INSTITUTION / COMPANY : 

Ideaconsult Ltd.

AUTHOR(S): 

Nina Jeliazkova, Vedrin Jeliazkov

WHEN: 
Tue, 23. Sep. 2014

 

REFERENCES:
1. Jeliazkova N.; Jeliazkov, V. Journal of cheminformatics, 2011, 3:18.
2. Jeliazkova N.; Jeliazkov, V. Current topics in medicinal chemistry, 12(18), 2012, 1987-2001.

BIOGRAPHY:
Nina received a M.Sc. in Computer Science from the Institute for Fine Mechanics and Optics, St. Petersburg, Russia in 1991, followed by a PhD in Computer Science (thesis "Novel computer methods for molecular modelling") in 2001 in Sofia, Bulgaria, and a PostDoc at the Central Product Safety department, Procter & Gamble, Brussels, Belgium (2002 - 2003) Her professional career started as a software developer first at the oil refinery Neftochim at Burgas, Bulgaria (1991 - 1995), then at the Laboratory for Mathematical Chemistry, Burgas, Bulgaria (1996 - 2001). She joined the Bulgarian Academy of Sciences at 1996 as a researcher and network engineer at the Network Operating Centre of the Bulgarian National Research and Education Network. She is founder and co-owner of Ideaconsult Ltd and is technical manager of the company since 2009. She participated in a number of R&D projects in Belgium and Bulgaria, authored and co-authored about 40 scientific papers in Bulgarian and international textbooks, as well as several book chapters. Nina received the Blue Obelisk Award in 2010 for achievements in promoting Open Data, Open Source and Open Standards.

ABSTRACT CONTENT / DETAILS:
The status-quo of chemical and bioinformatics databases is changing fast; an increasing number of online databases offer programmatic access (mostly via REST API), along with GUI. This brings both opportunities and challenges towards integrating the information, originating from diverse systems, as these interfaces are unique and incompatible, reflecting the underlying incompatible data models. A short summary, highlighting the pros and cons of the existing integration approaches is presented. We argue the structure-centric approach, adopted by the majority of chemical databases is biased towards the modelling community and fails to properly represent the complexity of the chemical substances and materials as produced, which itself is of substantial regulatory and scientific interest. Adopting a data model, describing the materials and measurements instead, provides a common ground for integration.

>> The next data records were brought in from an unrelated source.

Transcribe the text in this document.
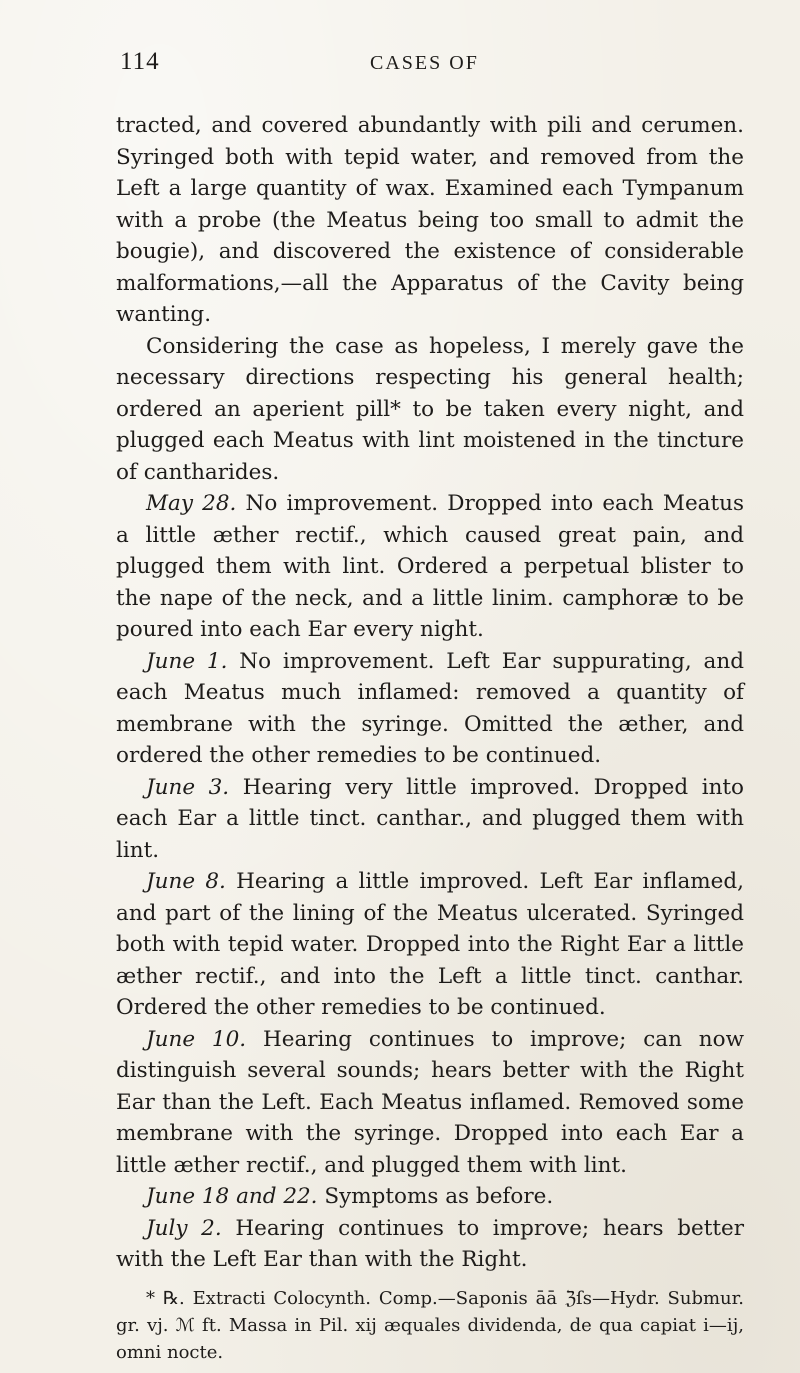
114	CASES OF

tracted, and covered abundantly with pili and cerumen. Syringed both with tepid water, and removed from the Left a large quantity of wax. Examined each Tympanum with a probe (the Meatus being too small to admit the bougie), and discovered the existence of considerable malformations,—all the Apparatus of the Cavity being wanting.

Considering the case as hopeless, I merely gave the necessary directions respecting his general health; ordered an aperient pill* to be taken every night, and plugged each Meatus with lint moistened in the tincture of cantharides.

May 28. No improvement. Dropped into each Meatus a little æther rectif., which caused great pain, and plugged them with lint. Ordered a perpetual blister to the nape of the neck, and a little linim. camphoræ to be poured into each Ear every night.

June 1. No improvement. Left Ear suppurating, and each Meatus much inflamed: removed a quantity of membrane with the syringe. Omitted the æther, and ordered the other remedies to be continued.

June 3. Hearing very little improved. Dropped into each Ear a little tinct. canthar., and plugged them with lint.

June 8. Hearing a little improved. Left Ear inflamed, and part of the lining of the Meatus ulcerated. Syringed both with tepid water. Dropped into the Right Ear a little æther rectif., and into the Left a little tinct. canthar. Ordered the other remedies to be continued.

June 10. Hearing continues to improve; can now distinguish several sounds; hears better with the Right Ear than the Left. Each Meatus inflamed. Removed some membrane with the syringe. Dropped into each Ear a little æther rectif., and plugged them with lint.

June 18 and 22. Symptoms as before.

July 2. Hearing continues to improve; hears better with the Left Ear than with the Right.

* ℞. Extracti Colocynth. Comp.—Saponis āā ℨſs—Hydr. Submur. gr. vj. ℳ ft. Massa in Pil. xij æquales dividenda, de qua capiat i—ij, omni nocte.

Besides retaining the data provenance the focus on measurements provides insights how to extend chemical structures and address the challenges of representing the identity of chemical substances and nanomaterials. We illustrate the approach with the latest developments of AMBIT web services [1] and OpenTox API, in the context of supporting read across for mono- and multiconstituent substances with impurities and additives; as well as in the context of integrating nanomaterials characterization and safety data.

An exercise of data integration is only useful if it allows better insight about the subjects studied, rather than inspecting the data points alone.

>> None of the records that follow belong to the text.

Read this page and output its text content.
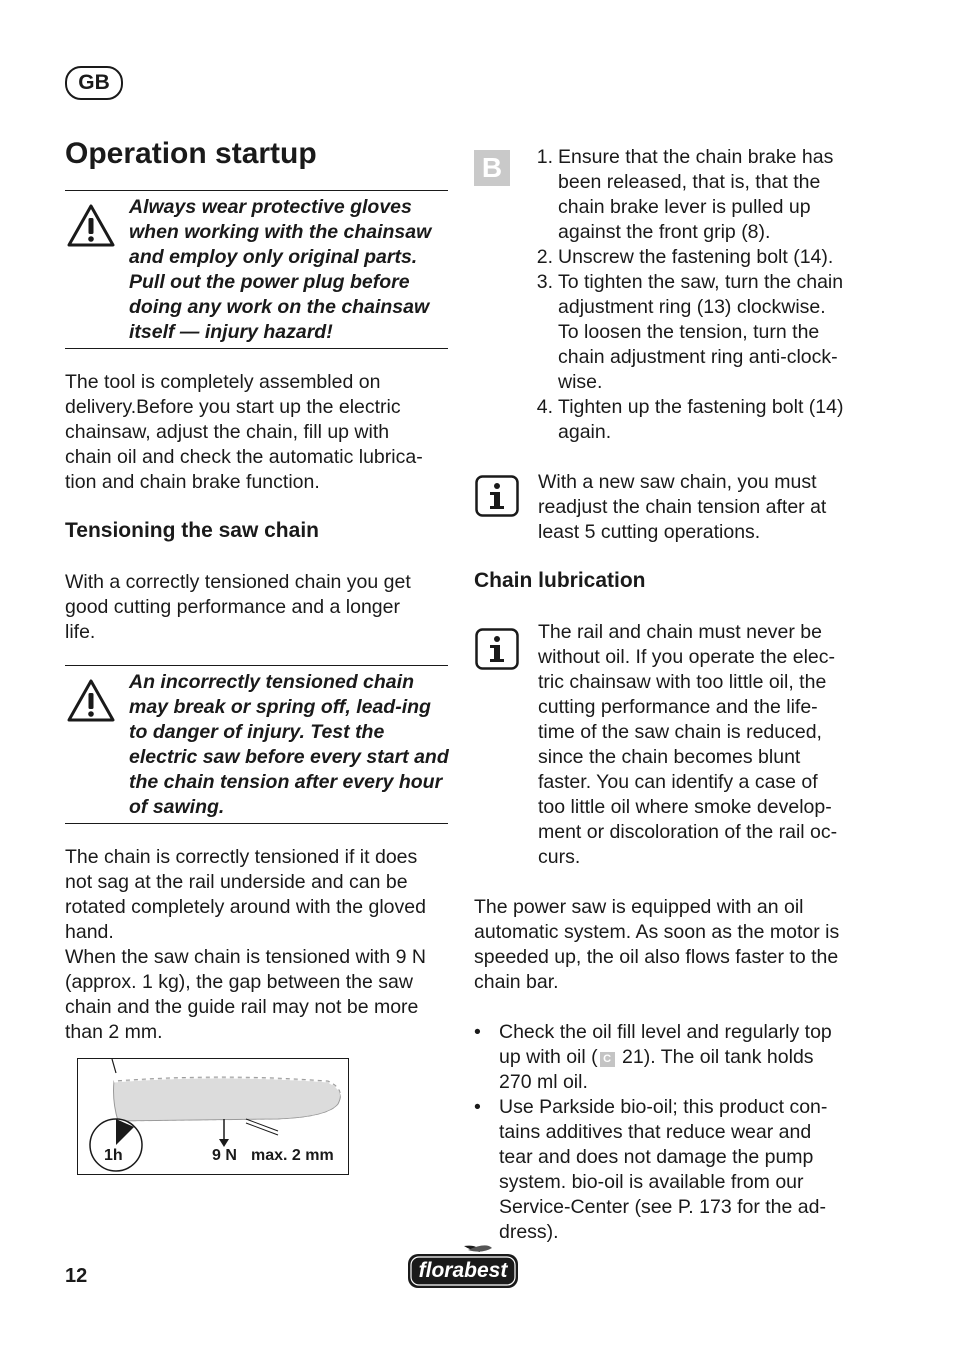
GB
Operation startup
Always wear protective gloves when working with the chainsaw and employ only original parts. Pull out the power plug before doing any work on the chainsaw itself — injury hazard!
The tool is completely assembled on
delivery.Before you start up the electric
chainsaw, adjust the chain, fill up with
chain oil and check the automatic lubrica-
tion and chain brake function.
Tensioning the saw chain
With a correctly tensioned chain you get
good cutting performance and a longer
life.
An incorrectly tensioned chain may break or spring off, lead-ing to danger of injury. Test the electric saw before every start and the chain tension after every hour of sawing.
The chain is correctly tensioned if it does
not sag at the rail underside and can be
rotated completely around with the gloved
hand.
When the saw chain is tensioned with 9 N
(approx. 1 kg), the gap between the saw
chain and the guide rail may not be more
than 2 mm.
1h	9 N max. 2 mm
B	1. Ensure that the chain brake has
been released, that is, that the
chain brake lever is pulled up
against the front grip (8).
2. Unscrew the fastening bolt (14).
3. To tighten the saw, turn the chain
adjustment ring (13) clockwise.
To loosen the tension, turn the
chain adjustment ring anti-clock-
wise.
4. Tighten up the fastening bolt (14)
again.
With a new saw chain, you must
readjust the chain tension after at
least 5 cutting operations.
Chain lubrication
The rail and chain must never be
without oil. If you operate the elec-
tric chainsaw with too little oil, the
cutting performance and the life-
time of the saw chain is reduced,
since the chain becomes blunt
faster. You can identify a case of
too little oil where smoke develop-
ment or discoloration of the rail oc-
curs.
The power saw is equipped with an oil
automatic system. As soon as the motor is
speeded up, the oil also flows faster to the
chain bar.
• Check the oil fill level and regularly top
up with oil ( C 21). The oil tank holds
270 ml oil.
• Use Parkside bio-oil; this product con-
tains additives that reduce wear and
tear and does not damage the pump
system. bio-oil is available from our
Service-Center (see P. 173 for the ad-
dress).
12	florabest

While OpenTox API had been designed with the goal of supporting wide variety of machine learning methods, the emphasis of this talk is on interactive data exploration and visualization. Different web browser data views will be presented, with the help of a set of newly developed and embeddable JavaScript widgets, acting as clients of AMBIT REST services. One use case is the chemical landscape analysis and visualisation of diverse datasets, based on a recently proposed a new and efficient method for identifying activity cliffs and visualization of activity landscapes [2].

The method is applicable large datasets, as it does not require the storage of the pairwise similarity matrix. The techniques of detecting discontinuities in property-activity landscapes are potentially useful as supporting tool for read-across, in modelling of any chemical property, as well as in guiding compound selection based on both structural and biological similarity, as we demonstrate with examples.